Language Through a Prism: A Spectral Approach for Multiscale Language Representations

Authors: Alex Tamkin, Dan Jurafsky, Noah Goodman

NeurIPS 2020 | Conference PDF | Archive PDF | Plain Text | LLM Run Details

Reproducibility Variable Result LLM Response
Research Type Experimental We show that signal processing provides a natural framework for separating structure across scales, enabling us to 1) disentangle scale-specific information in existing embeddings and 2) train models to learn more about particular scales. Concretely, we apply spectral filters to the activations of a neuron across an input, producing filtered embeddings that perform well on part of speech tagging (word-level), dialog speech acts classification (utterance-level), or topic classification (document-level), while performing poorly on the other tasks. We evaluate the content of these filtered representations through probing experiments [39, 40, 41]. For each dataset below, we encode each training example with a fixed, pretrained BERT-Base cased model [26]. We then apply a spectral filter along each dimension and train a softmax classifier to perform a particular task using each filtered representation.

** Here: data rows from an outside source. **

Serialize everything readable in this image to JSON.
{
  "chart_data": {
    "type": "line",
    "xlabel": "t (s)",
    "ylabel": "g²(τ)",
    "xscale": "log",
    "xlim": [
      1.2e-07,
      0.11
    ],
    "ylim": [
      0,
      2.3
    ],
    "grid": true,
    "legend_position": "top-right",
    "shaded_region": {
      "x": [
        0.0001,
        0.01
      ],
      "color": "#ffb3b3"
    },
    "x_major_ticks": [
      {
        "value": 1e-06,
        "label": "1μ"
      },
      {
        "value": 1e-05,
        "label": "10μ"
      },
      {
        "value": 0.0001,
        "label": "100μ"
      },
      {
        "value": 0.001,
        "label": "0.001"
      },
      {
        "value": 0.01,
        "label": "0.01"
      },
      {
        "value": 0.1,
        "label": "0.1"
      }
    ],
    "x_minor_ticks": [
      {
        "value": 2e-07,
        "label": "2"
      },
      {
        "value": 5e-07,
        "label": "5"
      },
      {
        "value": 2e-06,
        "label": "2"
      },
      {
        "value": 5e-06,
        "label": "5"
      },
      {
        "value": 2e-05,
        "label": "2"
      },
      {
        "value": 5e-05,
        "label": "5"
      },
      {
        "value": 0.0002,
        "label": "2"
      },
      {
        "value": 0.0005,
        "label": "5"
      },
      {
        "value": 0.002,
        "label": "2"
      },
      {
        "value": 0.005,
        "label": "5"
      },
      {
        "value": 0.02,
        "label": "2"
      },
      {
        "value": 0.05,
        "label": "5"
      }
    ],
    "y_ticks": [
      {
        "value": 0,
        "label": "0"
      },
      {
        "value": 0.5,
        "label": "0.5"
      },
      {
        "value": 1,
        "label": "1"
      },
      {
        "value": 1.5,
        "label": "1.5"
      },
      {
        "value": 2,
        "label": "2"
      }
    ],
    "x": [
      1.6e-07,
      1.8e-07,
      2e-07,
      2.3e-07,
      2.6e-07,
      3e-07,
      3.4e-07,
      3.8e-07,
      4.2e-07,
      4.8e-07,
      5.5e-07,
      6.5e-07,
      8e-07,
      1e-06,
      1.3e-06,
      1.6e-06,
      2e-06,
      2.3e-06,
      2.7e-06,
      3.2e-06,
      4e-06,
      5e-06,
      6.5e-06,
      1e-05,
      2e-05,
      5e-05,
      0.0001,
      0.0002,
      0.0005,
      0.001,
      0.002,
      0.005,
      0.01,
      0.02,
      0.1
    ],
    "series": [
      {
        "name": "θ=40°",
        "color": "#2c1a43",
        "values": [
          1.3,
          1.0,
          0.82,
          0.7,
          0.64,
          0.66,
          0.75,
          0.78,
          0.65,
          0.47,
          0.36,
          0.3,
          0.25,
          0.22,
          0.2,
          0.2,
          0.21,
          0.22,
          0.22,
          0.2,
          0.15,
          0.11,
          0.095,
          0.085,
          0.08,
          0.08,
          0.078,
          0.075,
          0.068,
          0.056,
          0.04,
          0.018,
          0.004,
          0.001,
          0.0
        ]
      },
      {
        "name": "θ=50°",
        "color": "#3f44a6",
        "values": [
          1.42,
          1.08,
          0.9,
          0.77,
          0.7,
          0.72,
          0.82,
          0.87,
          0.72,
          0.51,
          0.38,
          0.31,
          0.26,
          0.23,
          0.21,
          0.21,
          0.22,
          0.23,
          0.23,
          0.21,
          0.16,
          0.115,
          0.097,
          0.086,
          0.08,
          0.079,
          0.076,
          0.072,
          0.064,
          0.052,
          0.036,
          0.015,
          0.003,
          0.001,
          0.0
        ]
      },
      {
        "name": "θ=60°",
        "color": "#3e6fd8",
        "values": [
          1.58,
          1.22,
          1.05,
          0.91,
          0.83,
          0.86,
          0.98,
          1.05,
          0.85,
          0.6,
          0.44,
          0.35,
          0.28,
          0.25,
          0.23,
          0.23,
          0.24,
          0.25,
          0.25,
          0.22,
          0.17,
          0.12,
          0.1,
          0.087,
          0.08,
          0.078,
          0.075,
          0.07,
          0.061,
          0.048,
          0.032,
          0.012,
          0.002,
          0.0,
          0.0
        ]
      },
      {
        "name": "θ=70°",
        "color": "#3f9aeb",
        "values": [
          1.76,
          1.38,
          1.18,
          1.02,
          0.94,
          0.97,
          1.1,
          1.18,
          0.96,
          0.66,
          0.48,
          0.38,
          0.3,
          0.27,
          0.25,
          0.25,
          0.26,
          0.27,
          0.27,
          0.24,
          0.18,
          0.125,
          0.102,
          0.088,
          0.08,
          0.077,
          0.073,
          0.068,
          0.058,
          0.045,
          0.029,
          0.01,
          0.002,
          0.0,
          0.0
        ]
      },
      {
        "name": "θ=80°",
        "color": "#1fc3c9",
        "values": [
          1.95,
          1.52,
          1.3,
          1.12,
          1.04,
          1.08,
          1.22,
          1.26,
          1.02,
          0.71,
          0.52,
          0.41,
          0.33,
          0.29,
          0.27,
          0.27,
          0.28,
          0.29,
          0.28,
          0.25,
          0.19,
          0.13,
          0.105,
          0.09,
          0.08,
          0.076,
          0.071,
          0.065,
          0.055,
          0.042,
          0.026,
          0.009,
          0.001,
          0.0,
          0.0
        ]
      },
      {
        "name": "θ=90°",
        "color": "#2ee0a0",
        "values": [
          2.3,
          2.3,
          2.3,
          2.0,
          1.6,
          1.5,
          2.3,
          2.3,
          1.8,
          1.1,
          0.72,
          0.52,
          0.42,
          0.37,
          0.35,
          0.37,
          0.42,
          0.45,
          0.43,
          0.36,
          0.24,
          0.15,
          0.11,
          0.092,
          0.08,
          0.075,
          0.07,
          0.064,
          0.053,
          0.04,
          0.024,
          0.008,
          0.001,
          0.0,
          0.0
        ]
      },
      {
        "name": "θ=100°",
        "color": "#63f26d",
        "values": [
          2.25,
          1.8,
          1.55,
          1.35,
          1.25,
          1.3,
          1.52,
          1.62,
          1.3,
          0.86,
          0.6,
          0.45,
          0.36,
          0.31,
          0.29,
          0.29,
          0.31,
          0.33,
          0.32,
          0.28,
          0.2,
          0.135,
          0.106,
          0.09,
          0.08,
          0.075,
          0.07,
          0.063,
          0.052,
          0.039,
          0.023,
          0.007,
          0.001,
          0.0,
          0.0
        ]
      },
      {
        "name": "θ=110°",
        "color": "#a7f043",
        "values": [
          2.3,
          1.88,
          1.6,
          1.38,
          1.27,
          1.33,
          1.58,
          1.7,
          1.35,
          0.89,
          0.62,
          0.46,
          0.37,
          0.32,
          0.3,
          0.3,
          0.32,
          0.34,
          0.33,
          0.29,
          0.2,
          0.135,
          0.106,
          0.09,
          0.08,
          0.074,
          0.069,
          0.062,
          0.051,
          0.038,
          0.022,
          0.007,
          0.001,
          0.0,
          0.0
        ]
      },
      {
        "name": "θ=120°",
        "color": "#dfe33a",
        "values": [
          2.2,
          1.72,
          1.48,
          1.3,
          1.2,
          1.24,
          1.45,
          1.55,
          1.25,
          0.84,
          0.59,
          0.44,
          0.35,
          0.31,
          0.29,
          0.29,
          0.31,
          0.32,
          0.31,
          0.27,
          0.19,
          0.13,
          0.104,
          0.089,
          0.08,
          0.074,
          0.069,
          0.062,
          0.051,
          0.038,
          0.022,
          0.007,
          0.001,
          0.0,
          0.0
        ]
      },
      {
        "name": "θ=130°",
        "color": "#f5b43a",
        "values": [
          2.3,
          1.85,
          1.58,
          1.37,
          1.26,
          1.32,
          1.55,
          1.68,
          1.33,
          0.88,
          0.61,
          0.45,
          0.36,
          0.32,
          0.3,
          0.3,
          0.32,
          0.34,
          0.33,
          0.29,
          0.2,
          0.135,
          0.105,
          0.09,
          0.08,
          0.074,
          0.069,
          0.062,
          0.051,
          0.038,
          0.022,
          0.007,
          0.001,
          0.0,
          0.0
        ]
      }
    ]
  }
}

Researcher Affiliation Academia Alex Tamkin Stanford University Dan Jurafsky Stanford University Noah Goodman Stanford University
Pseudocode Yes Figure 3: (b) Spectral filters are simple to incorporate into existing models. Python-style code for a low-pass filter over representations.
Open Source Code No The paper references an external PyTorch library: "https://github.com/zh217/torch-dct" (footnote 8). However, it does not state that the authors' own implementation code for the methodology described in the paper is open-source or provide a link to it.

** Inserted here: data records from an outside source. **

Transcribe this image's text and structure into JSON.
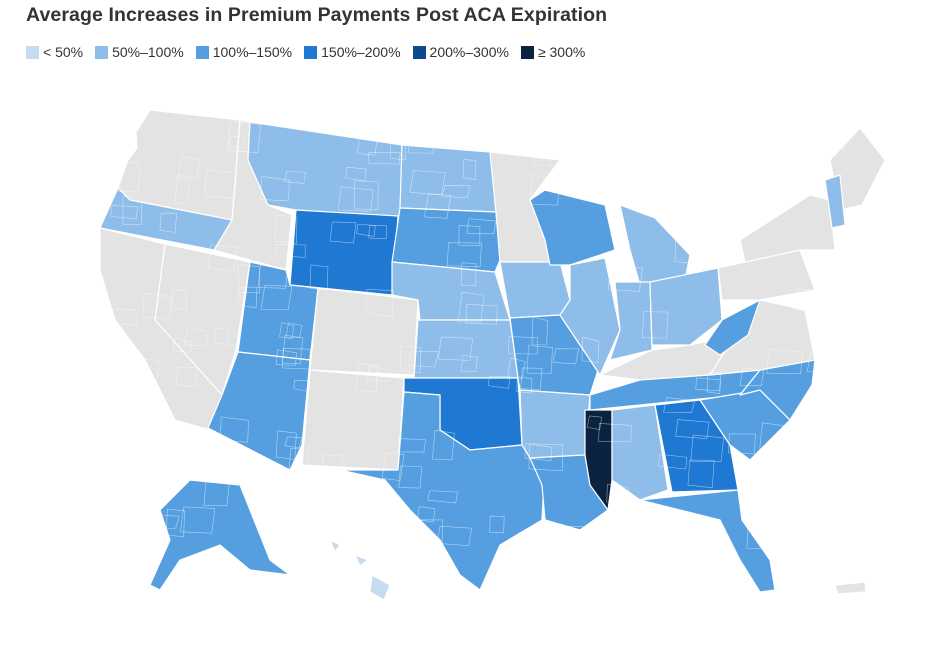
{
  "title": "Average Increases in Premium Payments Post ACA Expiration",
  "legend": [
    {
      "label": "< 50%",
      "color": "#c6dbef"
    },
    {
      "label": "50%–100%",
      "color": "#8dbde8"
    },
    {
      "label": "100%–150%",
      "color": "#559fe0"
    },
    {
      "label": "150%–200%",
      "color": "#1f78d1"
    },
    {
      "label": "200%–300%",
      "color": "#0b4a8b"
    },
    {
      "label": "≥ 300%",
      "color": "#0a2340"
    }
  ],
  "no_data_color": "#e3e3e3",
  "regions": [
    {
      "state": "Washington",
      "category": "none"
    },
    {
      "state": "Oregon",
      "category": "50%–100%"
    },
    {
      "state": "California",
      "category": "none"
    },
    {
      "state": "Idaho",
      "category": "none"
    },
    {
      "state": "Nevada",
      "category": "none"
    },
    {
      "state": "Montana",
      "category": "50%–100%"
    },
    {
      "state": "Wyoming",
      "category": "150%–200%"
    },
    {
      "state": "Utah",
      "category": "100%–150%"
    },
    {
      "state": "Arizona",
      "category": "100%–150%"
    },
    {
      "state": "Colorado",
      "category": "none"
    },
    {
      "state": "New Mexico",
      "category": "none"
    },
    {
      "state": "North Dakota",
      "category": "50%–100%"
    },
    {
      "state": "South Dakota",
      "category": "100%–150%"
    },
    {
      "state": "Nebraska",
      "category": "50%–100%"
    },
    {
      "state": "Kansas",
      "category": "50%–100%"
    },
    {
      "state": "Oklahoma",
      "category": "150%–200%"
    },
    {
      "state": "Texas",
      "category": "100%–150%"
    },
    {
      "state": "Minnesota",
      "category": "none"
    },
    {
      "state": "Iowa",
      "category": "50%–100%"
    },
    {
      "state": "Missouri",
      "category": "100%–150%"
    },
    {
      "state": "Arkansas",
      "category": "50%–100%"
    },
    {
      "state": "Louisiana",
      "category": "100%–150%"
    },
    {
      "state": "Wisconsin",
      "category": "100%–150%"
    },
    {
      "state": "Illinois",
      "category": "50%–100%"
    },
    {
      "state": "Michigan",
      "category": "50%–100%"
    },
    {
      "state": "Indiana",
      "category": "50%–100%"
    },
    {
      "state": "Ohio",
      "category": "50%–100%"
    },
    {
      "state": "Kentucky",
      "category": "none"
    },
    {
      "state": "Tennessee",
      "category": "100%–150%"
    },
    {
      "state": "Mississippi",
      "category": "≥ 300%"
    },
    {
      "state": "Alabama",
      "category": "50%–100%"
    },
    {
      "state": "Georgia",
      "category": "150%–200%"
    },
    {
      "state": "Florida",
      "category": "100%–150%"
    },
    {
      "state": "South Carolina",
      "category": "100%–150%"
    },
    {
      "state": "North Carolina",
      "category": "100%–150%"
    },
    {
      "state": "Virginia",
      "category": "none"
    },
    {
      "state": "West Virginia",
      "category": "100%–150%"
    },
    {
      "state": "Pennsylvania",
      "category": "none"
    },
    {
      "state": "New York",
      "category": "none"
    },
    {
      "state": "Maine",
      "category": "none"
    },
    {
      "state": "New Hampshire",
      "category": "50%–100%"
    },
    {
      "state": "Alaska",
      "category": "100%–150%"
    },
    {
      "state": "Hawaii",
      "category": "< 50%"
    },
    {
      "state": "Puerto Rico",
      "category": "none"
    }
  ]
}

Open Datasets Yes We use the Penn Treebank dataset [42]. We use the Switchboard Dialog Speech Acts corpus [43, 44, 45]. We use the 20 Newsgroups dataset [46]. We train on the Wiki Text-103 dataset [48] for 50k steps at a batch size of 8 with default parameters for Adam.
Dataset Splits No The paper mentions using a validation set for early stopping: "We use early stopping with a patience of one, decaying the learning rate by a factor of 2 when successive epochs do not produce a decrease in validation loss." However, it does not provide specific details about the size or percentage of this validation split for any of the datasets used.

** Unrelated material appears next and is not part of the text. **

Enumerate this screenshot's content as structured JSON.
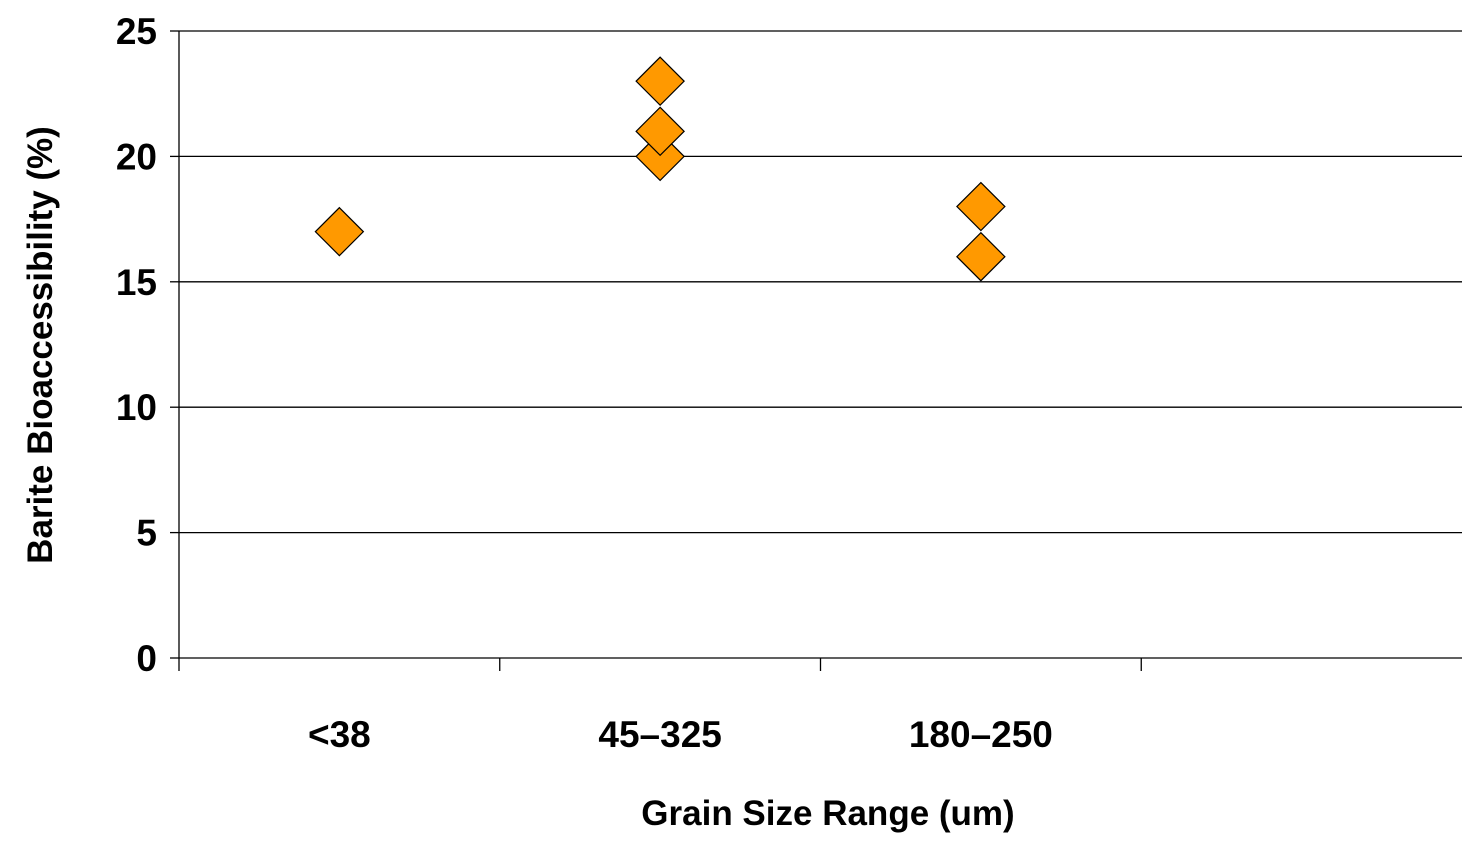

Hardware Specification No The paper does not provide any specific details about the hardware used to run the experiments, such as GPU models, CPU types, or cloud computing instance specifications.
Software Dependencies No The paper mentions using "an external Py Torch library for computing and backpropagating through the DCT and IDCT" (footnote 8, referencing https://github.com/zh217/torch-dct). However, it does not specify version numbers for PyTorch or any other key software components used in the experiments.
Experiment Setup Yes We train our probing models for a maximum of 30 epochs, using the Adam optimizer [47] with default parameters. We train on the Wiki Text-103 dataset [48] for 50k steps at a batch size of 8 with default parameters for Adam.